A solid cylinder (radius = 0.190 m, height = 0.190 m) has a mass of 21.4 kg. This cylinder is floating in water. Then oil (ρ = 867 kg/m3) is poured on top of the water until the situation shown in the drawing results. How much of the height of the cylinder is in the oil?

Answer 1

Without the drawing, I will assume that the axis of revolution of the cylinder is pointing up. That makes the volume of the submerged cylinder proportional to the height submerged.

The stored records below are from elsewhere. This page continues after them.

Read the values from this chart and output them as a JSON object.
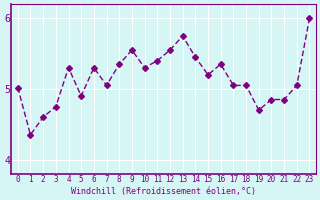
{
  "x": [
    0,
    1,
    2,
    3,
    4,
    5,
    6,
    7,
    8,
    9,
    10,
    11,
    12,
    13,
    14,
    15,
    16,
    17,
    18,
    19,
    20,
    21,
    22,
    23
  ],
  "y": [
    5.02,
    4.35,
    4.6,
    4.75,
    5.3,
    4.9,
    5.3,
    5.05,
    5.35,
    5.55,
    5.3,
    5.4,
    5.55,
    5.75,
    5.45,
    5.2,
    5.35,
    5.05,
    5.05,
    4.7,
    4.85,
    4.85,
    5.05,
    6.0
  ],
  "line_color": "#800080",
  "marker": "D",
  "marker_size": 3,
  "bg_color": "#d6f5f5",
  "grid_color": "#ffffff",
  "xlabel": "Windchill (Refroidissement éolien,°C)",
  "ylim": [
    3.8,
    6.2
  ],
  "xlim": [
    -0.5,
    23.5
  ],
  "yticks": [
    4,
    5,
    6
  ],
  "xticks": [
    0,
    1,
    2,
    3,
    4,
    5,
    6,
    7,
    8,
    9,
    10,
    11,
    12,
    13,
    14,
    15,
    16,
    17,
    18,
    19,
    20,
    21,
    22,
    23
  ]
}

There is a bouyant force due to the oil, and another buoyant force due to the water. Their sum is equal to the weight of the cylinder.

Bo + Bw = W
po*g*Vo + pw*g*Vw = pc*g*Vc
po*Vo + pw*Vw = pc*Vc
po*(Vo/Vc) + pw*(Vw/Vc) = pc

where:
Vo, Vw, Vc = volume of cylinder in oil, in water, total volume of cylinder
po, pw, pc = density of oil, water, cylinder

Further, the portions in oil and water make up the whole, so we have

(Vo/Vc) + (Vw/Vc) = 1

We now have a system of equations, and the solution is

volume of cylinder pi *r^{2 *} h = 3.14 * (0.190)² * 0.190 = 0.0215m³

density pc=mass/volume = 21.4 kg/0.0215m³ =993.62 Kg/m3 ,pw=1000kg/m3

(Vo/Vc) = (pc - pw)/(po - pw)= 0.0479
(Vw/Vc) = (po - pc)/(po - pw)=0.952

Thus height of cylinder is in the oil =Vo/Vc * height = 0.0479* 0.19 = 0.0091 m is in the oil.